Zoom ha presentato una versione completamente rinnovata del suo partner program Zoom Up, introducendo un impianto più flessibile, trasparente e basato sul valore, pensato per supportare meglio l’ecosistema di partner globali e semplificare il percorso dei clienti.
Secondo Nick Tidd, Head of Global Channel GTM di Zoom, il nuovo modello nasce per superare i limiti del programma precedente: “Il nostro precedente programma per i partner ha funzionato bene nelle fasi iniziali, ma non era costruito per scalare in linea con la diversità e la crescita del nostro ecosistema globale. Limitava la nostra capacità di riconoscere il valore completo portato dai nostri partner”. Da qui l’esigenza di un approccio “più flessibile, trasparente e basato sulle performance”.
Un modello ripensato per valorizzare competenze e risultati
Tra le principali novità spiccano:
- Percorsi distinti per Rivenditori e Agenzie, con criteri e incentivi allineati ai diversi modelli di business.
- Sistema a punti più dinamico, che supera la logica delle checklist e riconosce le attività che generano maggior valore.
- Valutazione annuale fissa, per una pianificazione più prevedibile e strutturata.
- Segmentazione avanzata del canale, che integra le certificazioni Zoom Services all’interno di Zoom Up e riconosce le competenze specifiche dei partner, rendendo più semplice per i clienti identificare il supporto più adeguato.
- Nuova dashboard partner, prevista per febbraio 2026, progettata per offrire una visione chiara di obiettivi, progressi e risultati.
La soddisfazione dei partner
Le prime reazioni dal canale confermano la direzione positiva intrapresa da Zoom.

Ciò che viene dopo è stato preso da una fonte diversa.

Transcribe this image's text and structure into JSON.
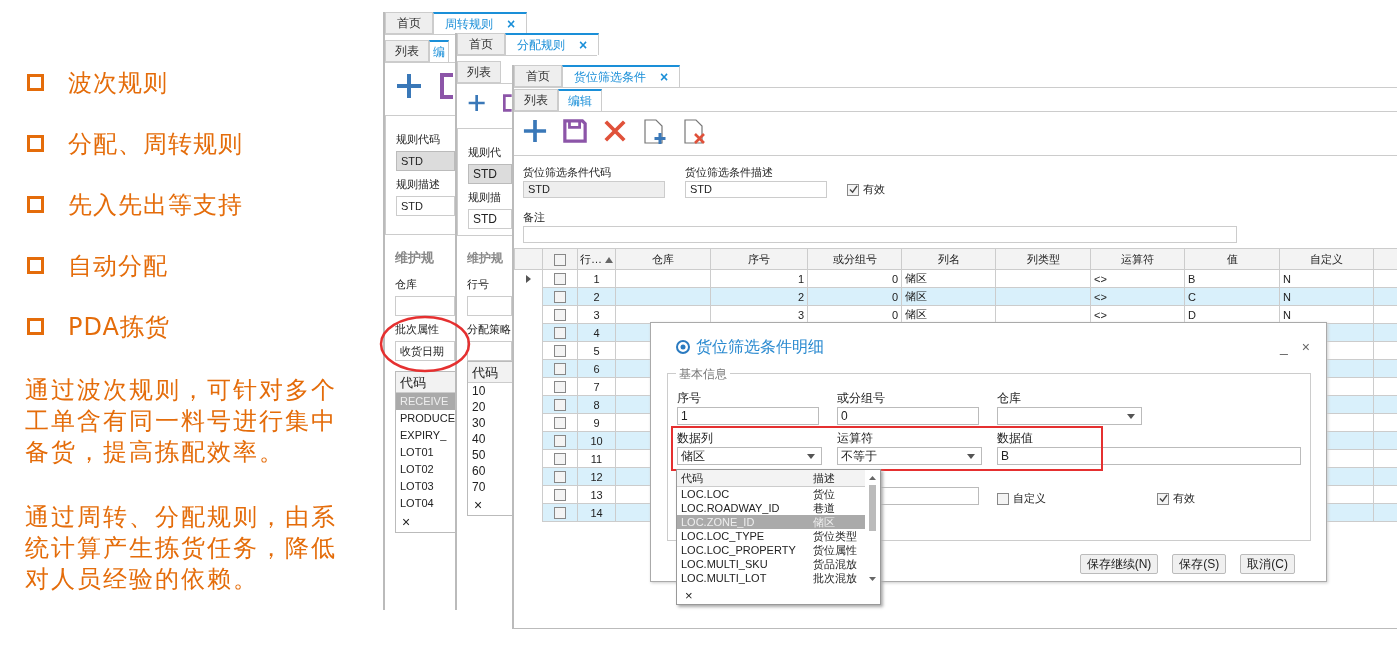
{
  "slide": {
    "bullets": [
      "波次规则",
      "分配、周转规则",
      "先入先出等支持",
      "自动分配",
      "PDA拣货"
    ],
    "paragraphs": [
      "通过波次规则，可针对多个工单含有同一料号进行集中备货，提高拣配效率。",
      "通过周转、分配规则，由系统计算产生拣货任务，降低对人员经验的依赖。"
    ]
  },
  "windows": [
    {
      "tabs": [
        {
          "label": "首页",
          "selected": false
        },
        {
          "label": "周转规则",
          "selected": true,
          "close": "×"
        }
      ],
      "subtabs": [
        {
          "label": "列表",
          "selected": false
        },
        {
          "label": "编",
          "selected": true
        }
      ],
      "fields": [
        {
          "label": "规则代码",
          "value": "STD",
          "readonly": true
        },
        {
          "label": "规则描述",
          "value": "STD",
          "readonly": false
        }
      ],
      "section": "维护规",
      "detail_fields": [
        {
          "label": "仓库",
          "kind": "input"
        },
        {
          "label": "批次属性",
          "kind": "select",
          "value": "收货日期"
        }
      ],
      "list": {
        "header": "代码",
        "items": [
          {
            "label": "RECEIVE",
            "selected": true
          },
          {
            "label": "PRODUCE",
            "selected": false
          },
          {
            "label": "EXPIRY_",
            "selected": false
          },
          {
            "label": "LOT01",
            "selected": false
          },
          {
            "label": "LOT02",
            "selected": false
          },
          {
            "label": "LOT03",
            "selected": false
          },
          {
            "label": "LOT04",
            "selected": false
          }
        ],
        "close": "×"
      }
    },
    {
      "tabs": [
        {
          "label": "首页",
          "selected": false
        },
        {
          "label": "分配规则",
          "selected": true,
          "close": "×"
        }
      ],
      "subtabs": [
        {
          "label": "列表",
          "selected": false
        }
      ],
      "fields": [
        {
          "label": "规则代",
          "value": "STD",
          "readonly": true
        },
        {
          "label": "规则描",
          "value": "STD",
          "readonly": false
        }
      ],
      "section": "维护规",
      "detail_fields": [
        {
          "label": "行号",
          "kind": "input"
        },
        {
          "label": "分配策略",
          "kind": "input"
        }
      ],
      "list": {
        "header": "代码",
        "items": [
          {
            "label": "10",
            "selected": false
          },
          {
            "label": "20",
            "selected": false
          },
          {
            "label": "30",
            "selected": false
          },
          {
            "label": "40",
            "selected": false
          },
          {
            "label": "50",
            "selected": false
          },
          {
            "label": "60",
            "selected": false
          },
          {
            "label": "70",
            "selected": false
          }
        ],
        "close": "×"
      }
    },
    {
      "tabs": [
        {
          "label": "首页",
          "selected": false
        },
        {
          "label": "货位筛选条件",
          "selected": true,
          "close": "×"
        }
      ],
      "subtabs": [
        {
          "label": "列表",
          "selected": false
        },
        {
          "label": "编辑",
          "selected": true
        }
      ],
      "form": {
        "code_label": "货位筛选条件代码",
        "code_value": "STD",
        "desc_label": "货位筛选条件描述",
        "desc_value": "STD",
        "valid_label": "有效",
        "valid_checked": true,
        "remark_label": "备注"
      },
      "grid": {
        "header_checked": false,
        "columns": [
          {
            "label": "行…",
            "sorted": true
          },
          {
            "label": "仓库",
            "sorted": false
          },
          {
            "label": "序号",
            "sorted": false
          },
          {
            "label": "或分组号",
            "sorted": false
          },
          {
            "label": "列名",
            "sorted": false
          },
          {
            "label": "列类型",
            "sorted": false
          },
          {
            "label": "运算符",
            "sorted": false
          },
          {
            "label": "值",
            "sorted": false
          },
          {
            "label": "自定义",
            "sorted": false
          }
        ],
        "rows": [
          {
            "current": true,
            "checked": false,
            "cells": [
              "1",
              "",
              "1",
              "0",
              "储区",
              "",
              "<>",
              "B",
              "N"
            ]
          },
          {
            "current": false,
            "checked": false,
            "cells": [
              "2",
              "",
              "2",
              "0",
              "储区",
              "",
              "<>",
              "C",
              "N"
            ]
          },
          {
            "current": false,
            "checked": false,
            "cells": [
              "3",
              "",
              "3",
              "0",
              "储区",
              "",
              "<>",
              "D",
              "N"
            ]
          },
          {
            "current": false,
            "checked": false,
            "cells": [
              "4"
            ]
          },
          {
            "current": false,
            "checked": false,
            "cells": [
              "5"
            ]
          },
          {
            "current": false,
            "checked": false,
            "cells": [
              "6"
            ]
          },
          {
            "current": false,
            "checked": false,
            "cells": [
              "7"
            ]
          },
          {
            "current": false,
            "checked": false,
            "cells": [
              "8"
            ]
          },
          {
            "current": false,
            "checked": false,
            "cells": [
              "9"
            ]
          },
          {
            "current": false,
            "checked": false,
            "cells": [
              "10"
            ]
          },
          {
            "current": false,
            "checked": false,
            "cells": [
              "11"
            ]
          },
          {
            "current": false,
            "checked": false,
            "cells": [
              "12"
            ]
          },
          {
            "current": false,
            "checked": false,
            "cells": [
              "13"
            ]
          },
          {
            "current": false,
            "checked": false,
            "cells": [
              "14"
            ]
          }
        ]
      }
    }
  ],
  "dialog": {
    "title": "货位筛选条件明细",
    "minimize": "_",
    "close": "×",
    "section": "基本信息",
    "fields": [
      {
        "kind": "input",
        "label": "序号",
        "value": "1"
      },
      {
        "kind": "input",
        "label": "或分组号",
        "value": "0"
      },
      {
        "kind": "select",
        "label": "仓库"
      },
      {
        "kind": "select",
        "label": "数据列",
        "value": "储区"
      },
      {
        "kind": "select",
        "label": "运算符",
        "value": "不等于"
      },
      {
        "kind": "input",
        "label": "数据值",
        "value": "B"
      },
      {
        "kind": "input"
      },
      {
        "kind": "checkbox",
        "label": "自定义",
        "checked": false
      },
      {
        "kind": "checkbox",
        "label": "有效",
        "checked": true
      }
    ],
    "buttons": [
      "保存继续(N)",
      "保存(S)",
      "取消(C)"
    ],
    "dropdown": {
      "columns": [
        "代码",
        "描述"
      ],
      "rows": [
        {
          "code": "LOC.LOC",
          "desc": "货位",
          "selected": false
        },
        {
          "code": "LOC.ROADWAY_ID",
          "desc": "巷道",
          "selected": false
        },
        {
          "code": "LOC.ZONE_ID",
          "desc": "储区",
          "selected": true
        },
        {
          "code": "LOC.LOC_TYPE",
          "desc": "货位类型",
          "selected": false
        },
        {
          "code": "LOC.LOC_PROPERTY",
          "desc": "货位属性",
          "selected": false
        },
        {
          "code": "LOC.MULTI_SKU",
          "desc": "货品混放",
          "selected": false
        },
        {
          "code": "LOC.MULTI_LOT",
          "desc": "批次混放",
          "selected": false
        }
      ],
      "close": "×"
    }
  }
}
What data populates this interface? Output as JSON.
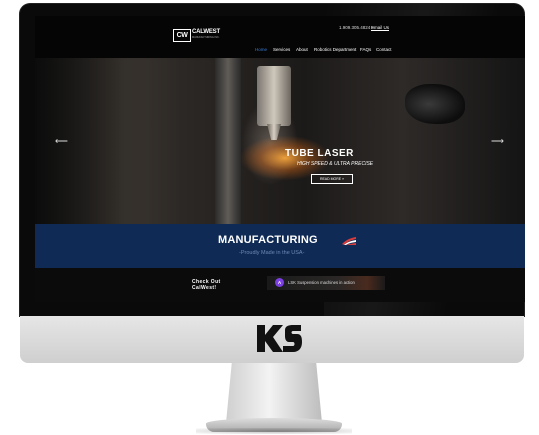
{
  "site": {
    "phone": "1.909.305.4824 –",
    "email_label": "Email Us",
    "logo_mark": "CW",
    "logo_name": "CALWEST",
    "logo_tagline": "MANUFACTURING INC."
  },
  "nav": {
    "items": [
      {
        "label": "Home",
        "active": true
      },
      {
        "label": "Services"
      },
      {
        "label": "About"
      },
      {
        "label": "Robotics Department"
      },
      {
        "label": "FAQs"
      },
      {
        "label": "Contact"
      }
    ]
  },
  "hero": {
    "title": "TUBE LASER",
    "subtitle": "HIGH SPEED & ULTRA PRECISE",
    "button_label": "READ MORE »",
    "prev_arrow": "⟵",
    "next_arrow": "⟶"
  },
  "banner": {
    "title": "MANUFACTURING",
    "subtitle": "-Proudly Made in the USA-"
  },
  "promo": {
    "heading_line1": "Check Out",
    "heading_line2": "CalWest!",
    "video_icon_letter": "A",
    "video_title": "LSK Suspension machines in action"
  },
  "monitor": {
    "badge_logo": "KS"
  },
  "colors": {
    "nav_active": "#3a7bd5",
    "banner_bg": "#0e2a55",
    "video_icon": "#7b3fe4"
  }
}
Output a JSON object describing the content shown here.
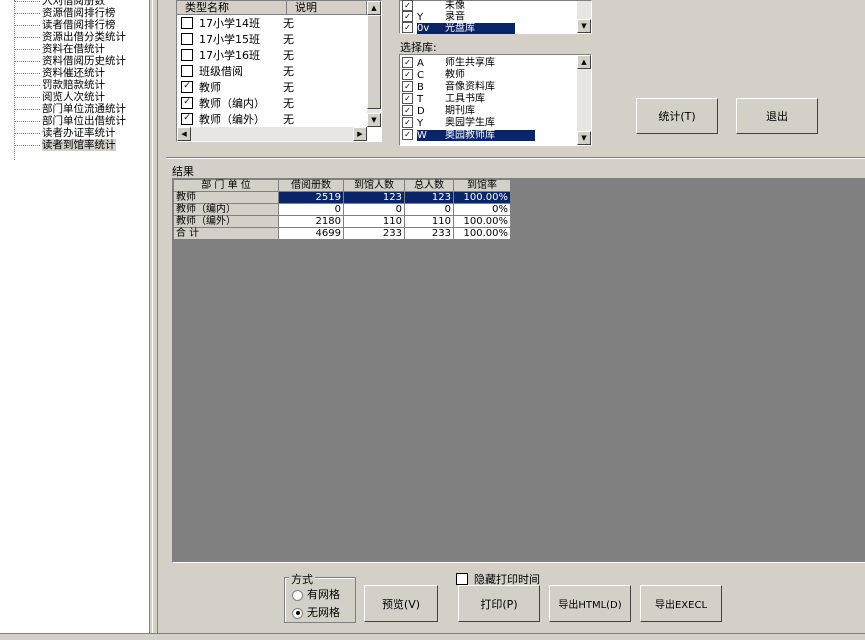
{
  "tree": {
    "items": [
      {
        "label": "入刈借阅册数"
      },
      {
        "label": "资源借阅排行榜"
      },
      {
        "label": "读者借阅排行榜"
      },
      {
        "label": "资源出借分类统计"
      },
      {
        "label": "资料在借统计"
      },
      {
        "label": "资料借阅历史统计"
      },
      {
        "label": "资料催还统计"
      },
      {
        "label": "罚款赔款统计"
      },
      {
        "label": "阅览人次统计"
      },
      {
        "label": "部门单位流通统计"
      },
      {
        "label": "部门单位出借统计"
      },
      {
        "label": "读者办证率统计"
      },
      {
        "label": "读者到馆率统计"
      }
    ]
  },
  "type_list": {
    "headers": [
      "类型名称",
      "说明"
    ],
    "rows": [
      {
        "name": "17小学14班",
        "desc": "无",
        "checked": false
      },
      {
        "name": "17小学15班",
        "desc": "无",
        "checked": false
      },
      {
        "name": "17小学16班",
        "desc": "无",
        "checked": false
      },
      {
        "name": "班级借阅",
        "desc": "无",
        "checked": false
      },
      {
        "name": "教师",
        "desc": "无",
        "checked": true
      },
      {
        "name": "教师（编内）",
        "desc": "无",
        "checked": true
      },
      {
        "name": "教师（编外）",
        "desc": "无",
        "checked": true
      }
    ]
  },
  "top_list": {
    "rows": [
      {
        "code": "",
        "name": "未像",
        "checked": true
      },
      {
        "code": "Y",
        "name": "录音",
        "checked": true
      },
      {
        "code": "0v",
        "name": "光盘库",
        "checked": true,
        "selected": true
      }
    ]
  },
  "library": {
    "label": "选择库:",
    "rows": [
      {
        "code": "A",
        "name": "师生共享库",
        "checked": true
      },
      {
        "code": "C",
        "name": "教师",
        "checked": true
      },
      {
        "code": "B",
        "name": "音像资料库",
        "checked": true
      },
      {
        "code": "T",
        "name": "工具书库",
        "checked": true
      },
      {
        "code": "D",
        "name": "期刊库",
        "checked": true
      },
      {
        "code": "Y",
        "name": "奥园学生库",
        "checked": true
      },
      {
        "code": "W",
        "name": "奥园教师库",
        "checked": true,
        "selected": true
      }
    ]
  },
  "buttons": {
    "stat": "统计(T)",
    "exit": "退出",
    "preview": "预览(V)",
    "print": "打印(P)",
    "export_html": "导出HTML(D)",
    "export_excel": "导出EXECL"
  },
  "result": {
    "label": "结果",
    "headers": [
      "部 门 单 位",
      "借阅册数",
      "到馆人数",
      "总人数",
      "到馆率"
    ],
    "rows": [
      {
        "unit": "教师",
        "borrow": "2519",
        "visit": "123",
        "total": "123",
        "rate": "100.00%",
        "selected": true
      },
      {
        "unit": "教师（编内）",
        "borrow": "0",
        "visit": "0",
        "total": "0",
        "rate": "0%"
      },
      {
        "unit": "教师（编外）",
        "borrow": "2180",
        "visit": "110",
        "total": "110",
        "rate": "100.00%"
      },
      {
        "unit": "  合 计",
        "borrow": "4699",
        "visit": "233",
        "total": "233",
        "rate": "100.00%"
      }
    ]
  },
  "mode": {
    "label": "方式",
    "options": [
      {
        "label": "有网格",
        "selected": false
      },
      {
        "label": "无网格",
        "selected": true
      }
    ]
  },
  "hide_print_time": {
    "label": "隐藏打印时间",
    "checked": false
  },
  "colors": {
    "selection": "#0a246a",
    "face": "#d4d0c8",
    "grid_bg": "#808080"
  }
}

Per Matt Cowell, CRO & Co-Founder di Acceleraate, il nuovo programma rappresenta un passo avanti decisivo: “Porta ancora più trasparenza, responsabilità e slancio nel modo in cui partner come noi pianificano, operano e crescono con Zoom. Dimostra inoltre che Zoom continua ad ascoltare, adattarsi e investire nella crescita dei propri partner”.
Anche Matt Pingatore, CEO di Packet Fusion, sottolinea l’importanza del dialogo costante con l’azienda: “È incoraggiante vedere un vendor ascoltare i propri partner e agire concretamente sui punti dolenti che avevano creato frizioni nella relazione. La leadership di Zoom è pienamente impegnata nel canale e far parte del PAC ci permette di far sentire davvero la nostra voce”.
Con questo aggiornamento, Zoom rafforza il proprio impegno verso un ecosistema partner sempre più strategico e diversificato, puntando su strumenti e modelli pensati per generare valore condiviso.